Recessive epilepsies. Dravet Syndrome is one of the most prominent genetic epilepsies and presents in the first year of life with prolonged fever-associated seizures. Haploinsufficiency of SCN1A, either through mutations or deletions, is the major cause of Dravet Syndrome. In a recent publication in the European Journal of Pediatric Neurology, two families with recessive Dravet Syndrome and biallelic SCN1A variants are reported. Let’s have a look at how to interpret these findings.
De novo mutations. Dravet Syndrome is caused by de novo alterations in the SCN1A gene in more than 80% of patients. Even in patients with reportedly negative SCN1A testing, some patients may have SCN1A mutation at second glance. This very strong association suggests that genetic alterations in SCN1A, which result in haploinsufficiency, are the major cause for Dravet Syndrome. Haploinsufficiency refers to the situation when only a single functional copy of a gene is present and the gene product of only one copy is insufficient. In addition to SCN1A, other genes have been implicated in Dravet Syndrome, such as GABRA1 and STXBP1. However, the close connection between Dravet Syndrome and SCN1A is one of the strongest genotype/phenotype correlations that we know in neurogenetics today. The publication by Brunklaus and collaborators raises the issue whether this correlation is sufficiently strong to also implicate genetic variants in SCN1A other than de novo mutations in Dravet Syndrome. In other words, just because we know that de novo mutations in SCN1A cause Dravet Syndrome, would we automatically assume that any other inherited rare variation in SCN1A must be causative? Would our level of suspicion by sufficiently high not to pursue other genetic investigations if we find recessive variants?
Family studies. Brunklaus and collaborators report on two consanguineous families of South Asian origin. Each family has two affected children with Dravet syndrome and fever-associated epilepsies within the GEFS+ spectrum. Given the Dravet-like presentation, the authors specifically analyzed the SCN1A gene – in both families they identified novel SCN1A variants that were homozygous in both affected sibs and heterozygous in parents. The SCN1A variants in both families are not observed in the ExAC database, the largest exome database to date. Even though the authors do not mention the transcript they are referring to, it probably refers to the transcript that is also used in the ExAC browser, at least by comparison of the amino acid positions mentioned in the publication.
Functional data. In their current study, the authors do not provide functional data that support their claim that the two novel SCN1A mutations are causative, and it will be interesting to see future functional work on both variants. The authors speculate that both mutations may exert a small effect that is insufficient when heterozygous, but cause Dravet Syndrome when present in a homozygous state. They refer to the studies from SCN1A mouse models where such scenario has been observed.

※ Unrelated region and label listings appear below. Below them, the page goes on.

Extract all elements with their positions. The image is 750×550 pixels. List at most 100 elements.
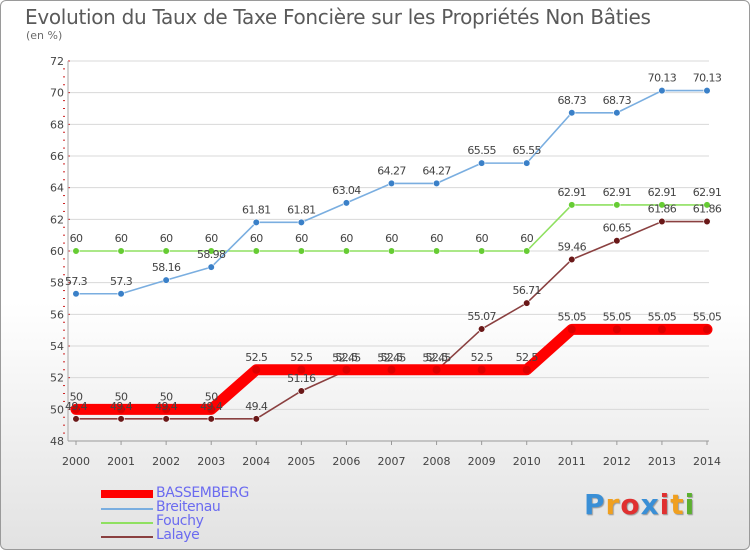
data-point-lalaye — [207, 415, 215, 423]
data-point-fouchy — [207, 247, 215, 255]
legend-swatch — [101, 508, 153, 510]
logo-letter: i — [659, 488, 671, 521]
data-label-breitenau: 70.13 — [648, 72, 677, 85]
data-label-breitenau: 70.13 — [693, 72, 722, 85]
data-label-breitenau: 64.27 — [377, 164, 406, 177]
y-tick-label: 52 — [50, 372, 64, 385]
data-label-breitenau: 57.3 — [65, 275, 88, 288]
data-point-lalaye — [72, 415, 80, 423]
data-point-breitenau — [162, 276, 170, 284]
axis-layer: 48 50 52 54 56 58 60 62 64 66 68 70 72 2000 2001 2002 20… — [50, 55, 721, 468]
logo-letter: i — [684, 488, 696, 521]
data-label-breitenau: 61.81 — [287, 203, 316, 216]
data-point-bassemberg — [702, 324, 712, 335]
data-point-fouchy — [162, 247, 170, 255]
data-label-lalaye: 52.45 — [332, 352, 361, 365]
data-point-fouchy — [252, 247, 260, 255]
logo-letter: o — [620, 488, 641, 521]
data-label-bassemberg: 50 — [205, 390, 218, 403]
x-tick-label: 2013 — [648, 455, 676, 468]
data-label-breitenau: 64.27 — [422, 164, 451, 177]
data-point-bassemberg — [116, 404, 127, 415]
logo-letter: t — [670, 488, 685, 521]
data-label-layer: 50 50 50 50 52.5 52.5 52.5 52.5 52.5 52.5 52.5 55.0… — [65, 72, 722, 413]
proxiti-logo: Proxiti — [584, 488, 695, 521]
legend-swatch — [101, 490, 153, 498]
data-point-fouchy — [72, 247, 80, 255]
data-label-bassemberg: 52.5 — [426, 351, 449, 364]
data-point-fouchy — [117, 247, 125, 255]
data-label-fouchy: 60 — [295, 232, 308, 245]
data-point-breitenau — [252, 218, 260, 226]
x-tick-label: 2000 — [62, 455, 90, 468]
data-label-bassemberg: 55.05 — [603, 310, 632, 323]
data-label-bassemberg: 52.5 — [471, 351, 494, 364]
data-label-bassemberg: 52.5 — [290, 351, 313, 364]
data-label-bassemberg: 55.05 — [648, 310, 677, 323]
data-point-bassemberg — [476, 364, 487, 375]
legend-label: Breitenau — [156, 499, 221, 515]
x-tick-label: 2007 — [378, 455, 406, 468]
data-point-lalaye — [117, 415, 125, 423]
data-point-fouchy — [432, 247, 441, 255]
logo-letter: x — [640, 488, 660, 521]
y-tick-label: 60 — [50, 245, 64, 258]
data-label-breitenau: 68.73 — [558, 94, 587, 107]
data-point-lalaye — [658, 217, 666, 226]
data-point-lalaye — [523, 299, 531, 307]
data-point-fouchy — [478, 247, 486, 255]
data-label-fouchy: 60 — [340, 232, 353, 245]
data-point-bassemberg — [611, 324, 622, 335]
data-point-breitenau — [478, 159, 486, 167]
data-point-fouchy — [342, 247, 351, 255]
data-label-lalaye: 61.86 — [693, 203, 722, 216]
data-label-lalaye: 49.4 — [200, 400, 223, 413]
data-label-lalaye: 49.4 — [155, 400, 178, 413]
y-axis-unit: (en %) — [26, 29, 63, 42]
x-tick-label: 2011 — [558, 455, 586, 468]
x-tick-label: 2012 — [603, 455, 631, 468]
x-tick-label: 2010 — [513, 455, 541, 468]
data-label-fouchy: 62.91 — [603, 186, 632, 199]
data-point-fouchy — [297, 247, 305, 255]
data-label-lalaye: 60.65 — [603, 222, 632, 235]
data-point-bassemberg — [161, 404, 172, 415]
x-tick-label: 2008 — [423, 455, 451, 468]
data-label-breitenau: 68.73 — [603, 94, 632, 107]
data-point-fouchy — [703, 201, 711, 209]
y-tick-label: 54 — [50, 340, 64, 353]
data-label-bassemberg: 52.5 — [245, 351, 268, 364]
data-label-fouchy: 60 — [160, 232, 173, 245]
data-label-breitenau: 65.55 — [467, 144, 496, 157]
y-tick-label: 50 — [50, 403, 64, 416]
legend-label: BASSEMBERG — [156, 485, 249, 501]
y-tick-label: 48 — [50, 435, 64, 448]
legend-label: Fouchy — [156, 513, 204, 529]
data-label-fouchy: 60 — [250, 232, 263, 245]
y-tick-label: 72 — [50, 55, 64, 68]
data-point-lalaye — [297, 387, 305, 395]
y-tick-label: 66 — [50, 150, 64, 163]
x-tick-label: 2004 — [242, 455, 270, 468]
data-label-fouchy: 62.91 — [558, 186, 587, 199]
logo-letter: r — [605, 488, 621, 521]
y-tick-label: 68 — [50, 118, 64, 131]
series-layer — [70, 87, 713, 423]
y-tick-label: 58 — [50, 277, 64, 290]
data-label-lalaye: 51.16 — [287, 372, 316, 385]
data-point-lalaye — [568, 255, 576, 264]
data-point-breitenau — [568, 109, 576, 117]
data-point-breitenau — [72, 290, 80, 298]
data-point-bassemberg — [341, 364, 352, 375]
chart-title: Evolution du Taux de Taxe Foncière sur l… — [25, 5, 651, 29]
data-label-fouchy: 60 — [385, 232, 398, 245]
data-point-breitenau — [703, 87, 711, 95]
data-point-bassemberg — [431, 364, 442, 375]
data-label-breitenau: 57.3 — [110, 275, 133, 288]
data-label-fouchy: 60 — [115, 232, 128, 245]
data-point-breitenau — [117, 290, 125, 298]
x-tick-label: 2001 — [107, 455, 135, 468]
data-label-bassemberg: 52.5 — [516, 351, 539, 364]
data-label-bassemberg: 52.5 — [380, 351, 403, 364]
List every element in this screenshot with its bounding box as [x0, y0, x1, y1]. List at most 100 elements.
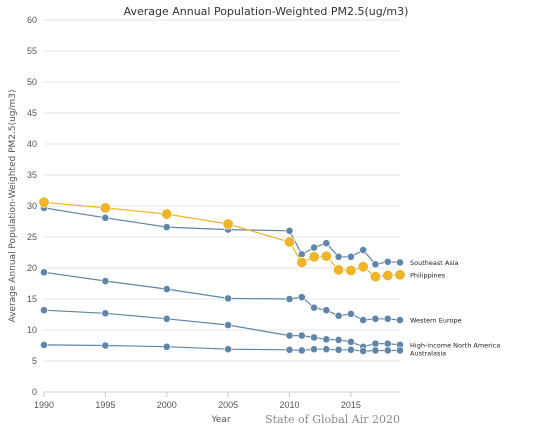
- data-point[interactable]: [383, 346, 392, 355]
- data-point[interactable]: [310, 243, 318, 252]
- data-point[interactable]: [224, 321, 233, 329]
- data-point[interactable]: [383, 314, 392, 323]
- data-point[interactable]: [162, 285, 171, 293]
- y-tick-label: 45: [27, 108, 37, 118]
- y-tick-label: 10: [27, 325, 37, 335]
- data-point[interactable]: [162, 342, 171, 351]
- series-philippines: [38, 196, 406, 283]
- data-point[interactable]: [38, 196, 50, 208]
- series-label-australasia: Australasia: [410, 349, 446, 357]
- series-australasia: [40, 340, 404, 355]
- data-point[interactable]: [371, 260, 380, 269]
- data-point[interactable]: [310, 333, 318, 342]
- series-group: [38, 196, 406, 355]
- y-tick-label: 60: [27, 15, 37, 25]
- x-tick-label: 2015: [341, 400, 361, 410]
- series-line: [43, 309, 401, 348]
- data-point[interactable]: [334, 252, 343, 261]
- data-point[interactable]: [101, 213, 110, 222]
- data-point[interactable]: [383, 257, 392, 266]
- data-point[interactable]: [322, 239, 331, 248]
- data-point[interactable]: [320, 250, 332, 262]
- data-point[interactable]: [359, 347, 368, 355]
- data-point[interactable]: [162, 314, 171, 323]
- data-point[interactable]: [371, 346, 380, 355]
- data-point[interactable]: [334, 345, 343, 354]
- data-point[interactable]: [310, 345, 318, 354]
- data-point[interactable]: [322, 335, 331, 344]
- data-point[interactable]: [285, 331, 294, 340]
- data-point[interactable]: [346, 337, 355, 346]
- y-tick-label: 25: [27, 232, 37, 242]
- data-point[interactable]: [346, 252, 355, 261]
- data-point[interactable]: [40, 268, 48, 277]
- data-point[interactable]: [359, 316, 368, 324]
- chart-title: Average Annual Population-Weighted PM2.5…: [124, 5, 409, 18]
- series-western-europe: [40, 268, 404, 324]
- x-tick-label: 2000: [157, 400, 177, 410]
- data-point[interactable]: [396, 316, 404, 324]
- data-point[interactable]: [322, 345, 331, 354]
- data-point[interactable]: [334, 336, 343, 344]
- data-point[interactable]: [382, 269, 394, 281]
- data-point[interactable]: [224, 294, 233, 303]
- data-point[interactable]: [396, 346, 404, 355]
- data-point[interactable]: [346, 309, 355, 318]
- data-point[interactable]: [101, 341, 110, 350]
- x-axis-label: Year: [210, 415, 230, 425]
- data-point[interactable]: [333, 264, 345, 276]
- data-point[interactable]: [222, 218, 234, 230]
- data-point[interactable]: [371, 339, 380, 348]
- x-tick-label: 2010: [280, 400, 300, 410]
- data-point[interactable]: [296, 256, 308, 268]
- data-point[interactable]: [308, 251, 320, 263]
- data-point[interactable]: [371, 314, 380, 323]
- x-tick-label: 2005: [218, 400, 238, 410]
- data-point[interactable]: [334, 311, 343, 320]
- data-point[interactable]: [297, 346, 306, 355]
- data-point[interactable]: [101, 277, 110, 285]
- data-point[interactable]: [345, 264, 357, 276]
- series-line: [43, 207, 401, 265]
- data-point[interactable]: [162, 223, 171, 231]
- y-axis-ticks: 0 5 10 15 20 25 30 35 40 45 50 55 60: [27, 15, 37, 397]
- data-point[interactable]: [285, 345, 294, 354]
- data-point[interactable]: [310, 303, 318, 312]
- series-labels: Western Europe High-income North AmericaA…: [410, 259, 500, 357]
- data-point[interactable]: [285, 226, 294, 235]
- x-tick-label: 1990: [34, 400, 54, 410]
- y-axis-label: Average Annual Population-Weighted PM2.5…: [8, 89, 18, 322]
- y-tick-label: 5: [32, 356, 37, 366]
- y-tick-label: 30: [27, 201, 37, 211]
- data-point[interactable]: [383, 339, 392, 348]
- series-high-income-north-america: [40, 306, 404, 351]
- credit-text: State of Global Air 2020: [265, 413, 400, 426]
- data-point[interactable]: [359, 246, 368, 254]
- data-point[interactable]: [394, 269, 406, 281]
- grid-lines: [44, 19, 400, 362]
- data-point[interactable]: [99, 202, 111, 214]
- data-point[interactable]: [161, 208, 173, 220]
- data-point[interactable]: [346, 345, 355, 354]
- data-point[interactable]: [369, 271, 381, 283]
- data-point[interactable]: [297, 331, 306, 340]
- data-point[interactable]: [297, 293, 306, 302]
- data-point[interactable]: [40, 340, 48, 349]
- data-point[interactable]: [40, 306, 48, 315]
- data-point[interactable]: [224, 345, 233, 354]
- y-tick-label: 35: [27, 170, 37, 180]
- data-point[interactable]: [297, 250, 306, 259]
- data-point[interactable]: [357, 261, 369, 273]
- data-point[interactable]: [396, 258, 404, 267]
- series-label-western-europe: Western Europe: [410, 317, 462, 325]
- data-point[interactable]: [284, 236, 296, 248]
- y-tick-label: 20: [27, 263, 37, 273]
- series-label-high-income-north-america: High-income North America: [410, 341, 500, 349]
- y-tick-label: 55: [27, 46, 37, 56]
- y-tick-label: 40: [27, 139, 37, 149]
- data-point[interactable]: [322, 306, 331, 315]
- y-tick-label: 15: [27, 294, 37, 304]
- data-point[interactable]: [101, 309, 110, 318]
- data-point[interactable]: [285, 295, 294, 303]
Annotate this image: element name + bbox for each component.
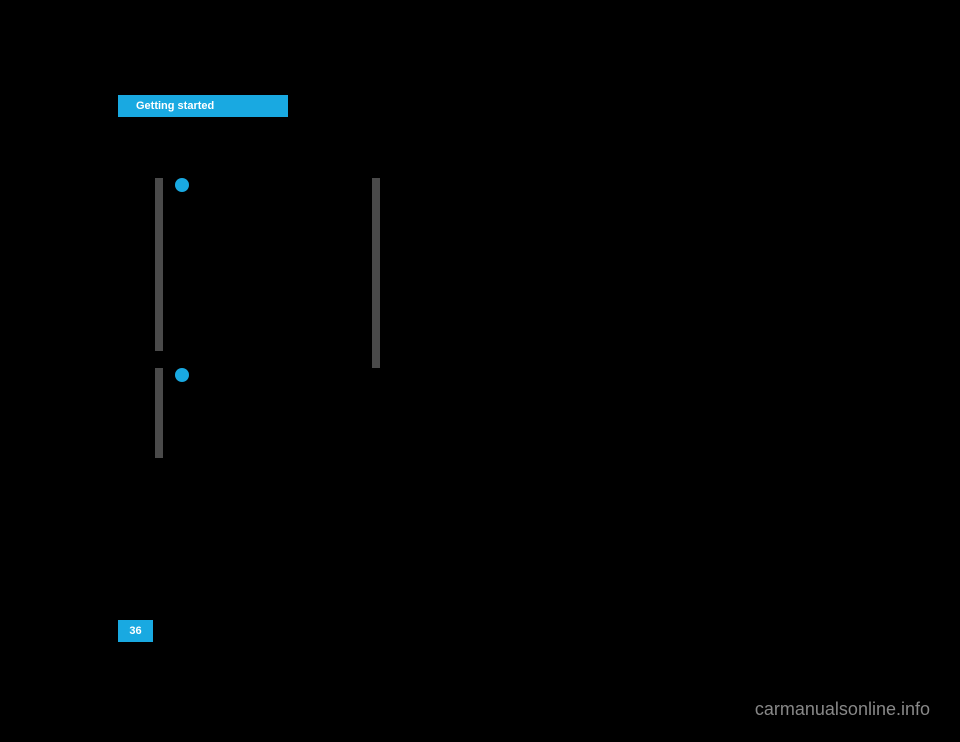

Cause or coincidence? The study by Brunklaus and collaborators raises the following question: What is more likely? The fact that both variants are causative versus the fact that both variants are coincidental? The tight connection of SCN1A with Dravet Syndrome is intriguing. However, the authors were unable to provide segregation data in unaffected siblings. Additionally, the fact that both families are from a population that is underreported in genetic databases may suggest that both variants are benign population variants that are non-causative. In either case, a full genetic work-up through exome sequencing including assessment for possible de novo mutations that might be present in a mosaic state in parents would be interesting. If these investigations would be negative and if functional data points towards an effect of these variants on channel function, there would be strong argument to consider the recessive SCN1A mutations as causative.